The Doofer Call: June 2011

....is not in a galaxy far far away, although I believe it came out of San Francisco so that may not be too much of a stretch. The recent LOD-LAM workshop there on the question of Linked Open Data in Libraries Archives and Museums seems to have been a very lively and stimulating event and resulted in, amongst other things, a star rating system for linked open cultural metadata.
Mia yesterday posted a question to the MCG list asking for reactions to the scheme, which addresses in particular the issue of rights and rights statements for metadata - both the nature of the licence, which must reach a minimum level of openness, and the publication of that licence/waiver. Specifically she asked whether the fact that even the minimum one-star rating required data to be available for both non-commercial and commercial use was a problem for institutions.

My reply was that I felt it essential, in order for it to count as linked data (so I'm very pleased to see it required for the most basic level of conformance). But here I'd like to expand on that a bit and also start to tease out a distinction that I think has been somewhat ignored: between the use of data to infer, reason, search, analyse, and the re-publication of data.

First, the commercial/non-commercial question. I suppose one could consider that as long as the data isn't behind a paywall or password or some other barrier then it's open, but that's not my view: I think that if it's restricted to a certain group of users then it's not open. Placing requirements on those users (e.g. attribution) is another matter; that's a limitation (and a pain, perhaps) but it's not closing the data off per se, whereas making it NC only is. Since the 4 different star levels in the LOD-LAM scheme all seem to reflect the same belief that's cool with me.

The commercial use question is a problem that has bedevilled Europeana in recent months, and so it is a very live issue in my mind. The need to restrict the use of the metadata to non-commercial contexts absolutely cripples the API's utility and undermines efforts to create a more powerful, usable, sustainable resource for all, and indeed to drive the creative economy in the way that the Europeana Commission originally envisaged. With a bit of luck and imagination this won't stay a problem for long, because a new data provider agreement will encourage much more permissive licences for the data, and in the meantime a subset of data with open licences (over 3M objects) has been partitioned off and was released this very week as Linked Open Data. Hurrah!

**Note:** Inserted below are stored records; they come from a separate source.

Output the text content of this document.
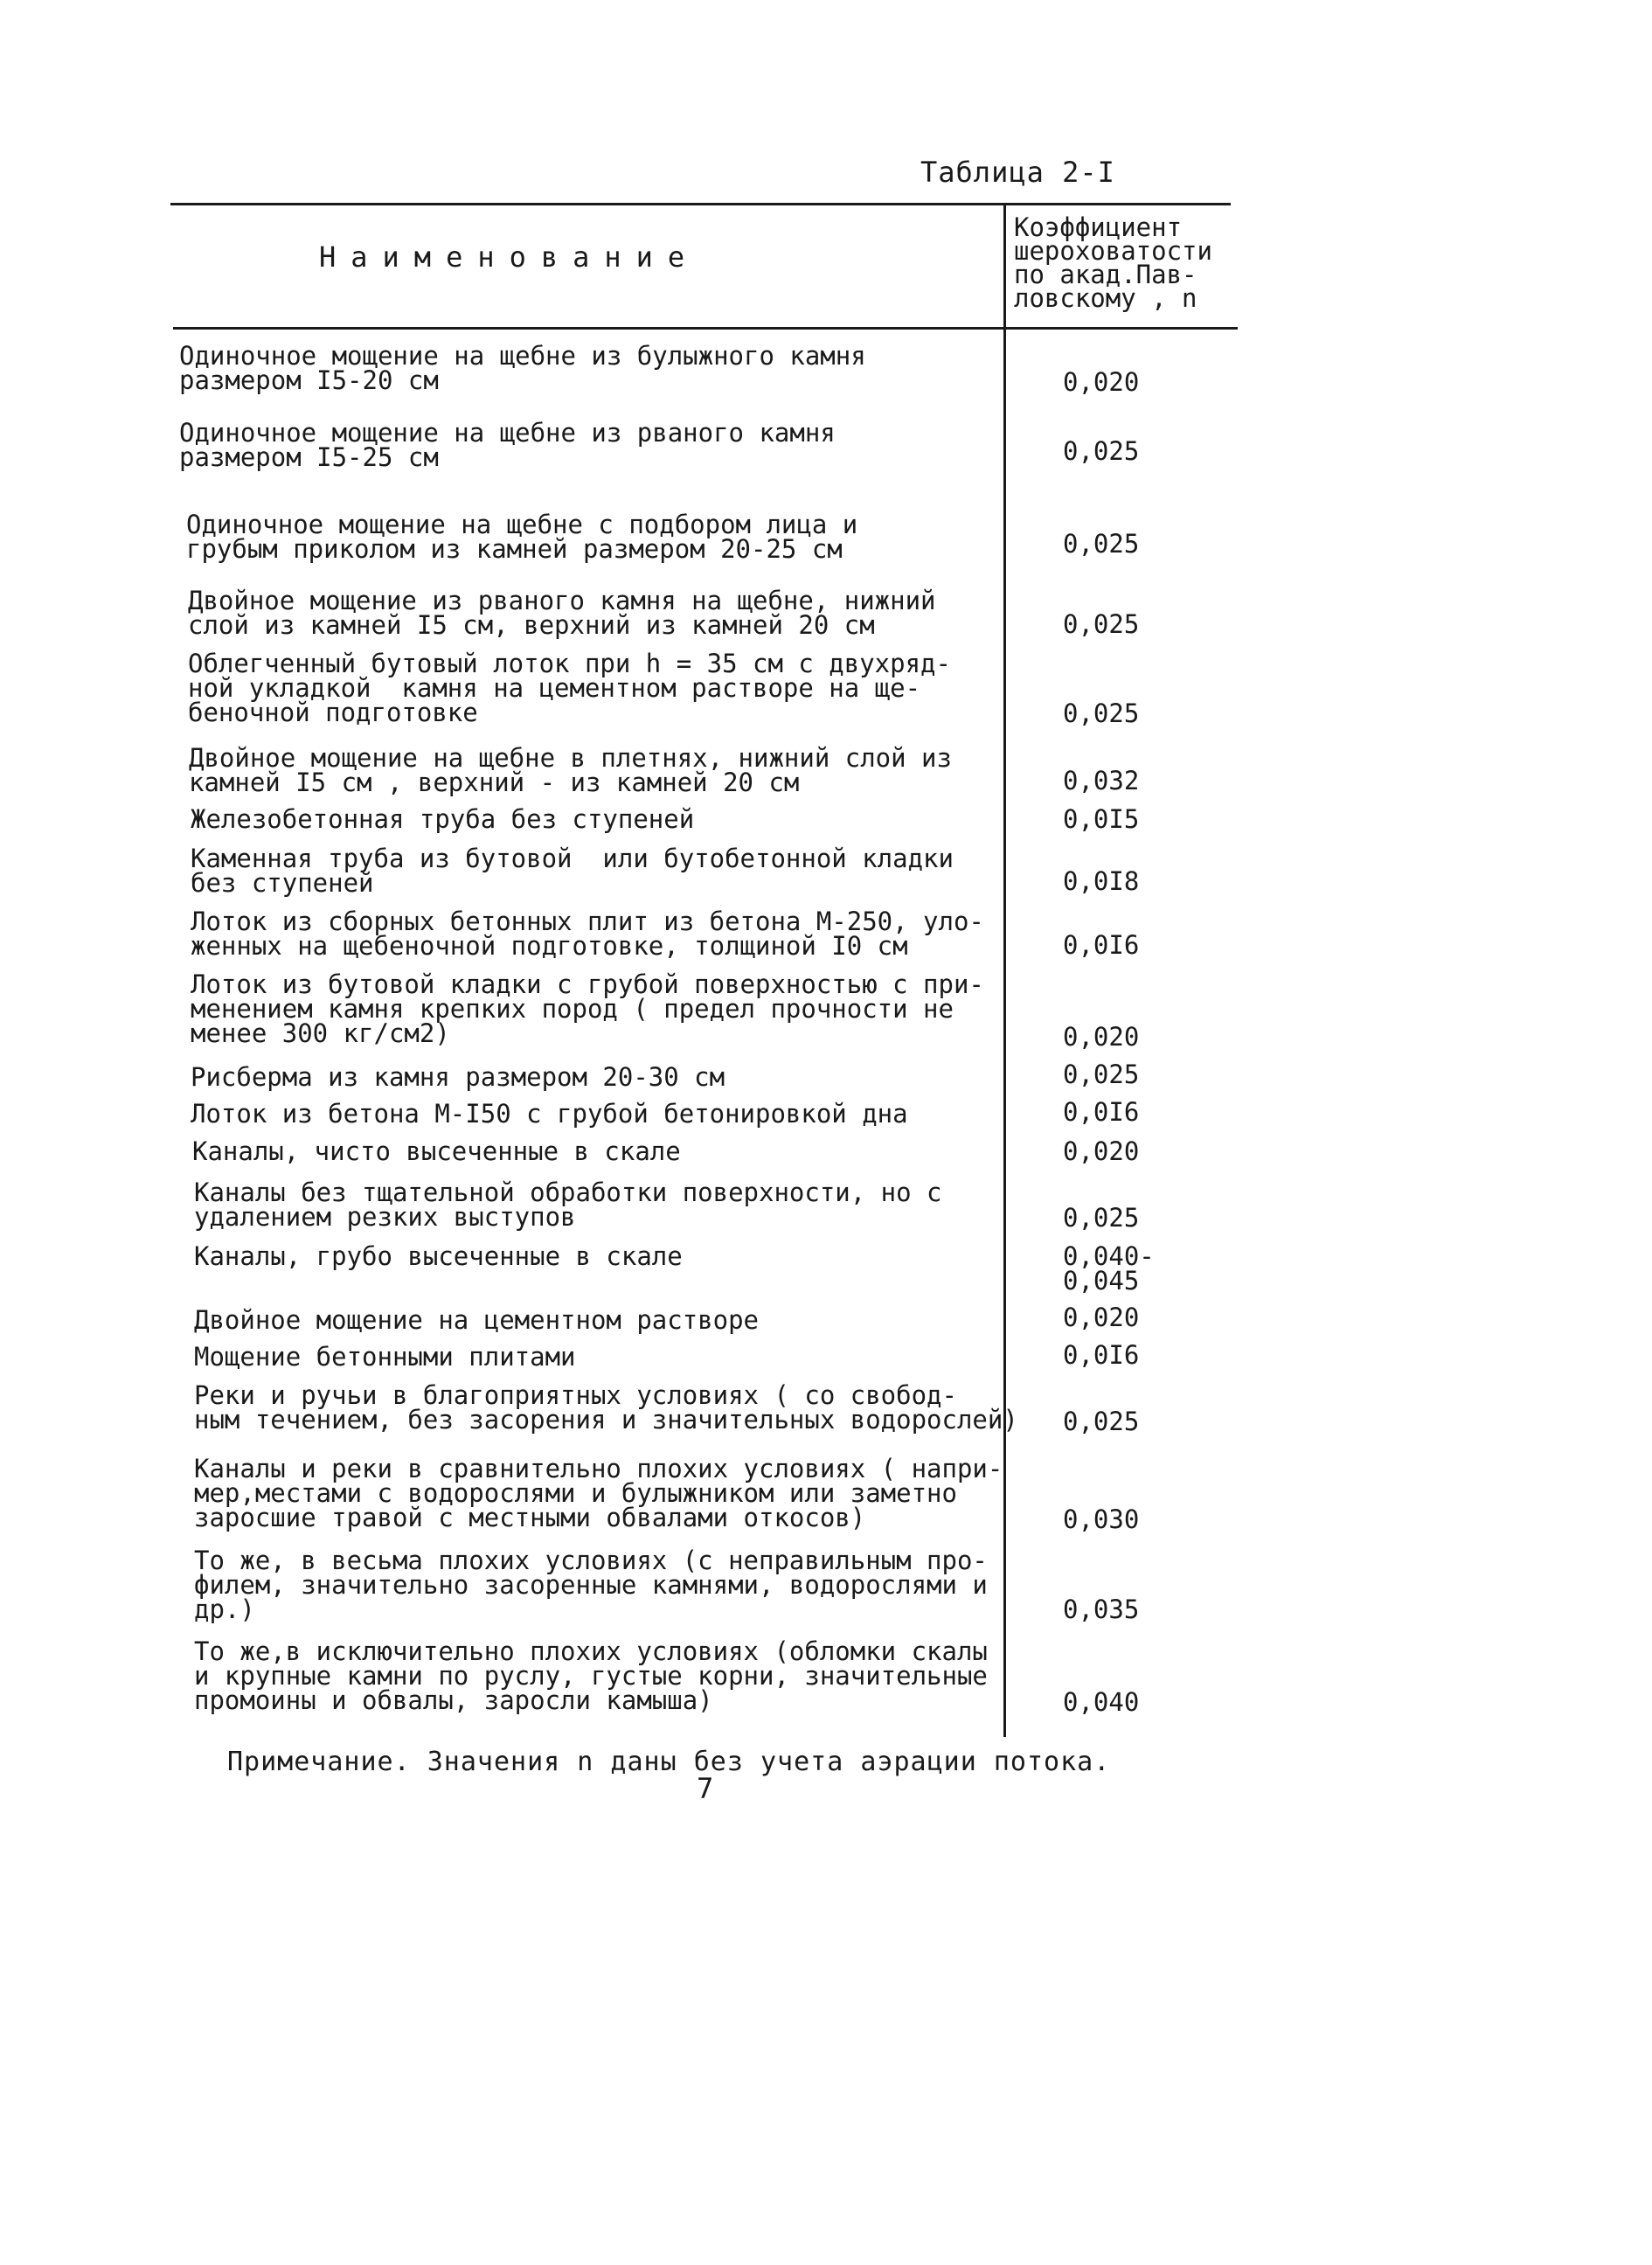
Таблица 2-I
Наименование
Коэффициент
шероховатости
по акад.Пав-
ловскому , n
Одиночное мощение на щебне из булыжного камня
размером I5-20 см	0,020
Одиночное мощение на щебне из рваного камня
размером I5-25 см	0,025
Одиночное мощение на щебне с подбором лица и
грубым приколом из камней размером 20-25 см	0,025
Двойное мощение из рваного камня на щебне, нижний
слой из камней I5 см, верхний из камней 20 см	0,025
Облегченный бутовый лоток при h = 35 см с двухряд-
ной укладкой  камня на цементном растворе на ще-
беночной подготовке	0,025
Двойное мощение на щебне в плетнях, нижний слой из
камней I5 см , верхний - из камней 20 см	0,032
Железобетонная труба без ступеней	0,0I5
Каменная труба из бутовой  или бутобетонной кладки
без ступеней	0,0I8
Лоток из сборных бетонных плит из бетона М-250, уло-
женных на щебеночной подготовке, толщиной I0 см	0,0I6
Лоток из бутовой кладки с грубой поверхностью с при-
менением камня крепких пород ( предел прочности не
менее 300 кг/см2)	0,020
Рисберма из камня размером 20-30 см	0,025
Лоток из бетона М-I50 с грубой бетонировкой дна	0,0I6
Каналы, чисто высеченные в скале	0,020
Каналы без тщательной обработки поверхности, но с
удалением резких выступов	0,025
Каналы, грубо высеченные в скале	0,040-
0,045
Двойное мощение на цементном растворе	0,020
Мощение бетонными плитами	0,0I6
Реки и ручьи в благоприятных условиях ( со свобод-
ным течением, без засорения и значительных водорослей) 0,025
Каналы и реки в сравнительно плохих условиях ( напри-
мер,местами с водорослями и булыжником или заметно
заросшие травой с местными обвалами откосов)	0,030
То же, в весьма плохих условиях (с неправильным про-
филем, значительно засоренные камнями, водорослями и
др.)	0,035
То же,в исключительно плохих условиях (обломки скалы
и крупные камни по руслу, густые корни, значительные
промоины и обвалы, заросли камыша)	0,040
Примечание. Значения n даны без учета аэрации потока.
7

This brings us to the question of how LOD is used and whether we need a more precise understanding of how this might relate to the restrictions (e.g. non-commercial only) and requirements (e.g. giving attribution) that could be attached to data. I see two basic types of usage of someone else's metadata/content: publication e.g. displaying some facts from a 3rd party LOD source in your application; and reasoning with the data, whereby you may use data from 3rd party A to reach data from 3rd party B, but not necessarily republish any of the data from A.

If LOD sources used for reasoning have to be treated in the same way as those used for publication you potentially have a lot more complexity to deal with*, because every node involved in a chain of reasoning needs to be checked for conformance with whatever restrictions might apply to the consuming system. When a data source might contain data with a mixture of licences, so you have to check each piece of data, this is pretty onerous and will make developers think twice about following any links to that resource, so it's really important that aggregators like Culture Grid and Europeana can apply a single licence to a set of data.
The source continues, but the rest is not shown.